Interessante, a questo proposito, lo schema delle nuove competenze Ict sviluppato da Eucip (figura 1) dal quale si evince chiaramente come i nuovi fenomeni digital (social, mobile, cloud e big data) ‘costringano’ i dipartimenti Ict a riorganizzare le proprie figure sviluppando competenze in chiave ‘plan, build, operate’.
E nello specifico sul fronte mobility, i risultati di una recente indagine di Gartner (condotta su circa 150 professionisti It, digital e uomini di business) mostrano chiaramente come nei prossimi 5 anni le competenze ritenute più critiche e che avranno maggior impatto sulla propria organizzazione saranno il ‘mobile/tablet content design and delivery’ (al primo posto per importanza) e il ‘mobile app development’ (al terzo posto) (figura 2).
Mobility come strategia di go to market
L’altra faccia della medaglia riguarda la mobility come “fenomeno che scatena il mercato per il quale si apre un altro livello di conoscenza necessaria e va compreso quanto questo debba essere interno all’Ict e quanto invece di dominio delle line of business”, riflette Di Ruscio. “Nel momento in cui si identifica il cliente target come possessore di smartphone e fruitore di servizi in mobilità, significa che la strategia di go to market deve essere ripensata parlando una lingua nuova, per esempio di ‘location based services’, di ‘social marketing’, di ‘advergaming’ [servizi basati sulla geolocalizzazione, attività nei social networks o modalità di advertising basate sul gaming ndr], soprattutto in mercati di derivazione consumer”.

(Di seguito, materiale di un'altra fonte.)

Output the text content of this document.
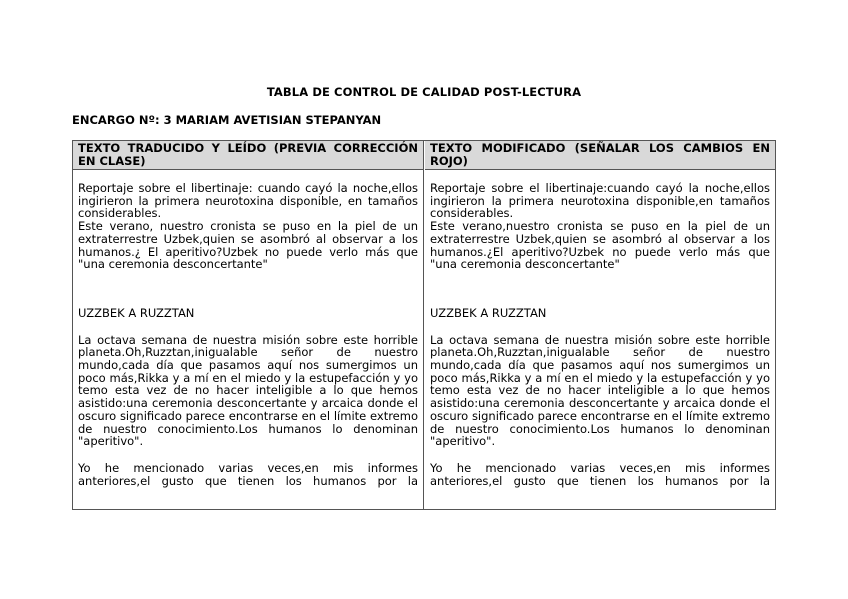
TABLA DE CONTROL DE CALIDAD POST-LECTURA
ENCARGO Nº: 3 MARIAM AVETISIAN STEPANYAN
TEXTO TRADUCIDO Y LEÍDO (PREVIA CORRECCIÓN EN CLASE)

Reportaje sobre el libertinaje: cuando cayó la noche,ellos ingirieron la primera neurotoxina disponible, en tamaños considerables.

Este verano, nuestro cronista se puso en la piel de un extraterrestre Uzbek,quien se asombró al observar a los humanos.¿ El aperitivo?Uzbek no puede verlo más que "una ceremonia desconcertante"

UZZBEK A RUZZTAN

La octava semana de nuestra misión sobre este horrible planeta.Oh,Ruzztan,inigualable señor de nuestro mundo,cada día que pasamos aquí nos sumergimos un poco más,Rikka y a mí en el miedo y la estupefacción y yo temo esta vez de no hacer inteligible a lo que hemos asistido:una ceremonia desconcertante y arcaica donde el oscuro significado parece encontrarse en el límite extremo de nuestro conocimiento.Los humanos lo denominan "aperitivo".

Yo he mencionado varias veces,en mis informes anteriores,el gusto que tienen los humanos por la

TEXTO MODIFICADO (SEÑALAR LOS CAMBIOS EN ROJO)

Reportaje sobre el libertinaje:cuando cayó la noche,ellos ingirieron la primera neurotoxina disponible,en tamaños considerables.

Este verano,nuestro cronista se puso en la piel de un extraterrestre Uzbek,quien se asombró al observar a los humanos.¿El aperitivo?Uzbek no puede verlo más que "una ceremonia desconcertante"

UZZBEK A RUZZTAN

La octava semana de nuestra misión sobre este horrible planeta.Oh,Ruzztan,inigualable señor de nuestro mundo,cada día que pasamos aquí nos sumergimos un poco más,Rikka y a mí en el miedo y la estupefacción y yo temo esta vez de no hacer inteligible a lo que hemos asistido:una ceremonia desconcertante y arcaica donde el oscuro significado parece encontrarse en el límite extremo de nuestro conocimiento.Los humanos lo denominan "aperitivo".

Yo he mencionado varias veces,en mis informes anteriores,el gusto que tienen los humanos por la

Non solo, guardando alla mobility quale strategia di ingaggio, entra in gioco anche la tematica del mobile payment all’interno della quale confluiscono tutte le competenze chiave citate di quella che possiamo definire “la filiera lunga della mobility”, conclude Di Ruscio: “Lo sviluppo di applicazioni e servizi, il monitoraggio delle transazioni e l’analisi dei dati, la sicurezza”.